XI

XI

AN INTERLUDE

All this happened on a Saturday, and Paul had a full day to think it over. He went back to his work on Monday, and, for reasons he did not stop to define, not only chose the same place, but even had the weakness to try to keep the desk next it free by depositing his hat and gloves there. It would be hard to say what he expected. He had looked at the address more carefully when he was sending back the umbrella, and it confirmed the impression he had already received from the girl's clothes and casual, assured manner. She was some daughter of a good family, he felt sure, guarded and checked, and so the more inclined to kick over the traces when away from watchful home eyes. Had he been an Englishman the very perfection of her turnout might have still further puzzled him, and he might have been inclined to speculate as to how so young a girl came by all the rings she wore; far too many, though they were only pretty baubles. But Ingram came from a country where beauty does not wait on marriage for its adornment. He was even ignorant that a set has arisen there, the most artificial and utterly contemptible, surely, in the world, which has sacrificed the healthy freedom that was its birthright, to ape the social hypocrisies and superstitions that Europe is outgrowing.

Anyway, she had made him feel very old, and for the moment out of conceit with his self-imposed tasks, just as some wild, free creature of fur or feather encountered on a holiday walk in the country might distaste any one of us with his own humdrum workaday life.

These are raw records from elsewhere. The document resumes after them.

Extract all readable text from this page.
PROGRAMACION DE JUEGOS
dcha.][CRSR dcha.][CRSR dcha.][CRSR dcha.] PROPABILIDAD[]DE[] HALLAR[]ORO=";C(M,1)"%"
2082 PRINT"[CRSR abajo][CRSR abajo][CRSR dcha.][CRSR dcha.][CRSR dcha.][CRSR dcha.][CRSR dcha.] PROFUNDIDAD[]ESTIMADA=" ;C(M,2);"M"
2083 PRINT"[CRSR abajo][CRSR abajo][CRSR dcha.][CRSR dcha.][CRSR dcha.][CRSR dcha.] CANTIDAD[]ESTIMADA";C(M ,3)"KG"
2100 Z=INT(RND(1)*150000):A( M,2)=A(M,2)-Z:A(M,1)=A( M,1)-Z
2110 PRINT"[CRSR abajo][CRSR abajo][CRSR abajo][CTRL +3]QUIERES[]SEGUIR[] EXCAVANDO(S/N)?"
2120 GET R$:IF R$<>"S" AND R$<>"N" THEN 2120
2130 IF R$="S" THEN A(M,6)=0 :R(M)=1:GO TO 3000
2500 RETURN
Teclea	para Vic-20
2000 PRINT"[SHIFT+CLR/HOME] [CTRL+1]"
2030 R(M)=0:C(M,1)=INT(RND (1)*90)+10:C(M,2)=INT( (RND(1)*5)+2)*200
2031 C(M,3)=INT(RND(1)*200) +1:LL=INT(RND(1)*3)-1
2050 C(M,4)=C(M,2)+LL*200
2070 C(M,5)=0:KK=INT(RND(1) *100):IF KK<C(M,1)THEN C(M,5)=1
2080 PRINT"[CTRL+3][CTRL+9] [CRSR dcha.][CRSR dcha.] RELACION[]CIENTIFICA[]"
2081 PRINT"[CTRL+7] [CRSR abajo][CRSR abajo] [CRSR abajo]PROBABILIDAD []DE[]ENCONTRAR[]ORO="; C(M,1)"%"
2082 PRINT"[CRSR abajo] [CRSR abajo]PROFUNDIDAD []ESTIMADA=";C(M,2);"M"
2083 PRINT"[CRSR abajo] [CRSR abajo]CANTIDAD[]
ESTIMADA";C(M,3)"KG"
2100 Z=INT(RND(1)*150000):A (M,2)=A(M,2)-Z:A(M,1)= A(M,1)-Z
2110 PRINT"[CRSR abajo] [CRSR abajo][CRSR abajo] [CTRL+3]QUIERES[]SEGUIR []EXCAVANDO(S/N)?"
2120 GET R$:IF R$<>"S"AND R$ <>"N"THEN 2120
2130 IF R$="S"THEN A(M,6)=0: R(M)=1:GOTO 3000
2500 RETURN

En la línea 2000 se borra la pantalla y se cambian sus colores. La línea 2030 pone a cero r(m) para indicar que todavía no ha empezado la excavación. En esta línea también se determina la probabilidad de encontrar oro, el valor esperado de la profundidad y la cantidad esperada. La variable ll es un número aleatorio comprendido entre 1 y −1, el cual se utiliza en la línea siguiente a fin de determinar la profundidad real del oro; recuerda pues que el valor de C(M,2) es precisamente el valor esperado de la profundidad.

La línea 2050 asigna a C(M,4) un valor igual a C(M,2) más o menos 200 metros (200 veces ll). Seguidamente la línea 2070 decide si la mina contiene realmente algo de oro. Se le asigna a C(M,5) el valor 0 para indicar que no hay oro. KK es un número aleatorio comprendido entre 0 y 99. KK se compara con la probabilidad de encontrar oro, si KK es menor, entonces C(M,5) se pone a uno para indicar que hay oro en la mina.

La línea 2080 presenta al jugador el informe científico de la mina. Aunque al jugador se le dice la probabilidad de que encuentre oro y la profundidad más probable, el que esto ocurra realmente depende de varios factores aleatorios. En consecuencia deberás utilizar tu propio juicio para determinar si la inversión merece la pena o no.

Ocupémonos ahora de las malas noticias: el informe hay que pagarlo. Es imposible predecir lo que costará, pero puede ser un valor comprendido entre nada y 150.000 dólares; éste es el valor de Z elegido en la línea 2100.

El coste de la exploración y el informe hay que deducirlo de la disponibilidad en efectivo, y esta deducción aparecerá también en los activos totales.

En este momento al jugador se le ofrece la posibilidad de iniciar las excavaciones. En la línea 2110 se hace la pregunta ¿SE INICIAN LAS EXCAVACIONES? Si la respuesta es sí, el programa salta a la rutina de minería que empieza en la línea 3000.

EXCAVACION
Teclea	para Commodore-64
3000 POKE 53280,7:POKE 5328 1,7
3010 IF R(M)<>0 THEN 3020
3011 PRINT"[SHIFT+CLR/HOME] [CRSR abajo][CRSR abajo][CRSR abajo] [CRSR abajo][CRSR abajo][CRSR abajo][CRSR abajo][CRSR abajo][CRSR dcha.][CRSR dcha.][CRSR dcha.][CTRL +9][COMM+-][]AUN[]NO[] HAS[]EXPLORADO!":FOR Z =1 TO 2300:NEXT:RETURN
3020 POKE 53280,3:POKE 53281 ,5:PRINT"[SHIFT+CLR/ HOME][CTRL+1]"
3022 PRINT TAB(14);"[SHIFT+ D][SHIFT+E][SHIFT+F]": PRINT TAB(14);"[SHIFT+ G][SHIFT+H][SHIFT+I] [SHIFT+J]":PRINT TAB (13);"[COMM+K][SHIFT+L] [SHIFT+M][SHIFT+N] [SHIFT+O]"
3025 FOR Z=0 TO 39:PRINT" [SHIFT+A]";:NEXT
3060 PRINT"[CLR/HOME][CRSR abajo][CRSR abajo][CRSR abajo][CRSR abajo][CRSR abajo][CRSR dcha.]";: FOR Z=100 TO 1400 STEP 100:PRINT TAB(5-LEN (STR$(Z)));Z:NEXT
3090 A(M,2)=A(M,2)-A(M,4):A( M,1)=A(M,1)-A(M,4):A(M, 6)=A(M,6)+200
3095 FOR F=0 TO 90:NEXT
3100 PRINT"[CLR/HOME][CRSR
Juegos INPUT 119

And he had the same further impulse that the wayfarer may have had to arrest the busy, aimless errand, close his hand on the furry flank—prison the fluttering wings, and, having made the creature share his captivity a moment, to open his fingers and let the throbbing quarry go free. A desire so innocent—so purely intellectual, that it scarcely deserves the hard name of the lust of the eye, and has nothing whatever in common with the lusts of the flesh.

It must be remembered also, to account for his unusual and dangerous mood, that just about this time he had put his manuscript into my hands. No period is so demoralizing mentally as one during which we have relaxed our own efforts, and are indulging in the vague hope of some good to come to us through other people's.

Tuesday—Wednesday passed. Paul ceased to look for the girl. Why should he? Hadn't she said she was not coming back. And what a fool he was even to desire it. She was a pretty memory; he, a writer, should know the value of such impressions, the pity of disturbing them. Suppose he met her again, was it likely the glamour of the first encounter would survive? Apart from thebizarrerieof her quaint, childish confidences, she had said really nothing that was worth remembering. On a second meeting he would be sure to find her trivial and vulgar. Even the pretty manner was probably a trick she had tried elsewhere, and found "fetching." Toward the end of the week he happened to be reading, in the course of his work, the diary of a man some of whose blood, according to family tradition, ran in his own veins: the daily journal of Cotton Mather. Skimming through the record of that dark, tortured soul, he lit upon the curious passage wherein the middle-aged widower, with the naïve self-revelation that sweetens his persecuting memory, deplores the inroads which a handsome young pupil to whom he is teaching Latin is making in his self-respect. "The Lord," groans Mather, piously, "deliver me from this ingenious child!" Paul gave such a sudden laugh that his neighbors looked at him in wonder. "Bravo, Cousin Cotton!" he said to himself. "I'm not proud of you, but I'll forgive you a lot for that." He felt immensely relieved. Who has not known such a foolish moment of light-heartedness, when something we have read or heard seems to set us right with ourselves? "The Lord deliver me from this ingenious child!"

That night after dinner he lit a cigar and strolled westward. He found Number Eleven Suffolk Square easily enough. It was a big, double-fronted house of cream-colored stucco, with wide steps and a pillared porch. It happened just then that all three floors were lit up. This illumination gave the house a festive appearance and exaggerated its opulent aspect. Against the amber colored blinds the pattern of handsome lace curtains stood out in bold silhouette. The kitchen blinds had not been lowered and Paul noted three maid-servants, two of them in black dresses and caps with long white streamers. On the other side of the area, across another lighted window, red curtains were drawn. More servants, probably—butler, coachman, and footman. He thought of his own home in far Massachusetts; the "hired help" who came to table with them; his own chapped wrists; the dying mother, rolling out pastry on the low table to which they wheeled her chair. A feeling of fierce camaraderie with the toilers, the little ones of the earth, possessed him; a hatred for luxury and the parade of wealth. He took three or four turns before the house, and went away. Before he left the square, however, he kissed his hand toward Number Eleven. "Good-bye, Fenella," he said. "You're a kind-hearted baby, but I guess the folks in that house will know how to spoil it when the time comes."